A 4-digit number is formed by repeating a 2 -digit number such as 1515, 3737 , etc . Any number of this form is exactly divisible by

To solve the problem, we need to analyze the structure of the 4-digit number formed by repeating a 2-digit number. Let's denote the 2-digit number as \( AB \), where \( A \) and \( B \) are the digits. ### Step-by-Step Solution: 1. **Understanding the 4-Digit Number**: The 4-digit number formed by repeating the 2-digit number \( AB \) can be represented as \( ABAB \). 2. **Expressing \( ABAB \) Mathematically**: The number \( AB \) can be expressed as \( 10A + B \).
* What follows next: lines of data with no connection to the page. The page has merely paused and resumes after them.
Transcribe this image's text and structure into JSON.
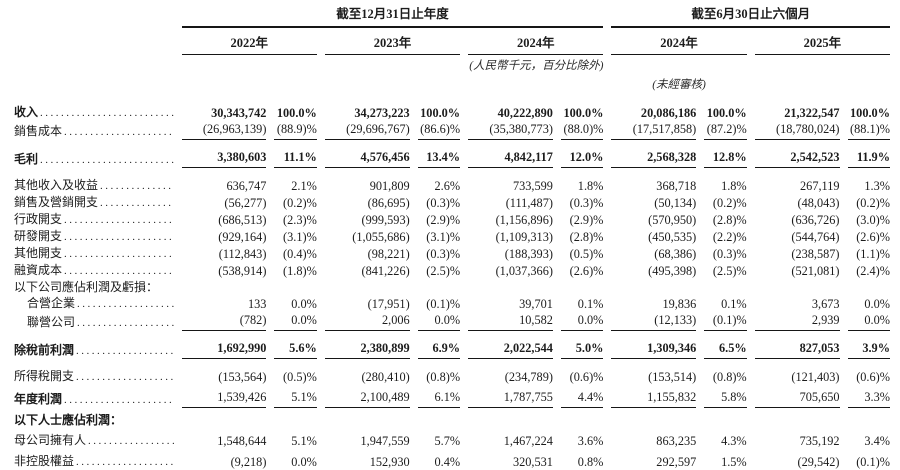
{
  "document": {
    "period_groups": [
      "截至12月31日止年度",
      "截至6月30日止六個月"
    ],
    "year_headers": [
      "2022年",
      "2023年",
      "2024年",
      "2024年",
      "2025年"
    ],
    "notes": {
      "currency": "(人民幣千元，百分比除外)",
      "unaudited": "(未經審核)"
    },
    "rows": [
      {
        "label": "收入",
        "bold_label": true,
        "bold_values": true,
        "dots": true,
        "first": true,
        "values": [
          "30,343,742",
          "100.0%",
          "34,273,223",
          "100.0%",
          "40,222,890",
          "100.0%",
          "20,086,186",
          "100.0%",
          "21,322,547",
          "100.0%"
        ]
      },
      {
        "label": "銷售成本",
        "dots": true,
        "underline": true,
        "values": [
          "(26,963,139)",
          "(88.9)%",
          "(29,696,767)",
          "(86.6)%",
          "(35,380,773)",
          "(88.0)%",
          "(17,517,858)",
          "(87.2)%",
          "(18,780,024)",
          "(88.1)%"
        ]
      },
      {
        "label": "毛利",
        "bold_label": true,
        "bold_values": true,
        "dots": true,
        "underline": true,
        "gap": "md",
        "values": [
          "3,380,603",
          "11.1%",
          "4,576,456",
          "13.4%",
          "4,842,117",
          "12.0%",
          "2,568,328",
          "12.8%",
          "2,542,523",
          "11.9%"
        ]
      },
      {
        "label": "其他收入及收益",
        "dots": true,
        "gap": "md",
        "values": [
          "636,747",
          "2.1%",
          "901,809",
          "2.6%",
          "733,599",
          "1.8%",
          "368,718",
          "1.8%",
          "267,119",
          "1.3%"
        ]
      },
      {
        "label": "銷售及營銷開支",
        "dots": true,
        "values": [
          "(56,277)",
          "(0.2)%",
          "(86,695)",
          "(0.3)%",
          "(111,487)",
          "(0.3)%",
          "(50,134)",
          "(0.2)%",
          "(48,043)",
          "(0.2)%"
        ]
      },
      {
        "label": "行政開支",
        "dots": true,
        "values": [
          "(686,513)",
          "(2.3)%",
          "(999,593)",
          "(2.9)%",
          "(1,156,896)",
          "(2.9)%",
          "(570,950)",
          "(2.8)%",
          "(636,726)",
          "(3.0)%"
        ]
      },
      {
        "label": "研發開支",
        "dots": true,
        "values": [
          "(929,164)",
          "(3.1)%",
          "(1,055,686)",
          "(3.1)%",
          "(1,109,313)",
          "(2.8)%",
          "(450,535)",
          "(2.2)%",
          "(544,764)",
          "(2.6)%"
        ]
      },
      {
        "label": "其他開支",
        "dots": true,
        "values": [
          "(112,843)",
          "(0.4)%",
          "(98,221)",
          "(0.3)%",
          "(188,393)",
          "(0.5)%",
          "(68,386)",
          "(0.3)%",
          "(238,587)",
          "(1.1)%"
        ]
      },
      {
        "label": "融資成本",
        "dots": true,
        "values": [
          "(538,914)",
          "(1.8)%",
          "(841,226)",
          "(2.5)%",
          "(1,037,366)",
          "(2.6)%",
          "(495,398)",
          "(2.5)%",
          "(521,081)",
          "(2.4)%"
        ]
      },
      {
        "label": "以下公司應佔利潤及虧損：",
        "values": [
          "",
          "",
          "",
          "",
          "",
          "",
          "",
          "",
          "",
          ""
        ]
      },
      {
        "label": "合營企業",
        "indent": true,
        "dots": true,
        "values": [
          "133",
          "0.0%",
          "(17,951)",
          "(0.1)%",
          "39,701",
          "0.1%",
          "19,836",
          "0.1%",
          "3,673",
          "0.0%"
        ]
      },
      {
        "label": "聯營公司",
        "indent": true,
        "dots": true,
        "underline": true,
        "values": [
          "(782)",
          "0.0%",
          "2,006",
          "0.0%",
          "10,582",
          "0.0%",
          "(12,133)",
          "(0.1)%",
          "2,939",
          "0.0%"
        ]
      },
      {
        "label": "除稅前利潤",
        "bold_label": true,
        "bold_values": true,
        "dots": true,
        "underline": true,
        "gap": "md",
        "values": [
          "1,692,990",
          "5.6%",
          "2,380,899",
          "6.9%",
          "2,022,544",
          "5.0%",
          "1,309,346",
          "6.5%",
          "827,053",
          "3.9%"
        ]
      },
      {
        "label": "所得稅開支",
        "dots": true,
        "gap": "md",
        "values": [
          "(153,564)",
          "(0.5)%",
          "(280,410)",
          "(0.8)%",
          "(234,789)",
          "(0.6)%",
          "(153,514)",
          "(0.8)%",
          "(121,403)",
          "(0.6)%"
        ]
      },
      {
        "label": "年度利潤",
        "bold_label": true,
        "dots": true,
        "underline": true,
        "gap": "sm",
        "values": [
          "1,539,426",
          "5.1%",
          "2,100,489",
          "6.1%",
          "1,787,755",
          "4.4%",
          "1,155,832",
          "5.8%",
          "705,650",
          "3.3%"
        ]
      },
      {
        "label": "以下人士應佔利潤：",
        "bold_label": true,
        "gap": "sm",
        "values": [
          "",
          "",
          "",
          "",
          "",
          "",
          "",
          "",
          "",
          ""
        ]
      },
      {
        "label": "母公司擁有人",
        "dots": true,
        "gap": "sm",
        "values": [
          "1,548,644",
          "5.1%",
          "1,947,559",
          "5.7%",
          "1,467,224",
          "3.6%",
          "863,235",
          "4.3%",
          "735,192",
          "3.4%"
        ]
      },
      {
        "label": "非控股權益",
        "dots": true,
        "gap": "sm",
        "values": [
          "(9,218)",
          "0.0%",
          "152,930",
          "0.4%",
          "320,531",
          "0.8%",
          "292,597",
          "1.5%",
          "(29,542)",
          "(0.1)%"
        ]
      }
    ]
  }
}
Therefore, the 4-digit number \( ABAB \) can be expressed as: \[ ABAB = AB \times 100 + AB = (10A + B) \times 100 + (10A + B) \] 3. **Simplifying the Expression**: We can factor out \( AB \): \[ ABAB = (10A + B) \times (100 + 1) = (10A + B) \times 101 \] 4. **Conclusion on Divisibility**: Since \( ABAB \) can be expressed as \( (10A + B) \times 101 \), it shows that \( ABAB \) is divisible by 101 for any digits \( A \) and \( B \). 5. **Final Answer**: Therefore, any 4-digit number formed by repeating a 2-digit number is exactly divisible by 101.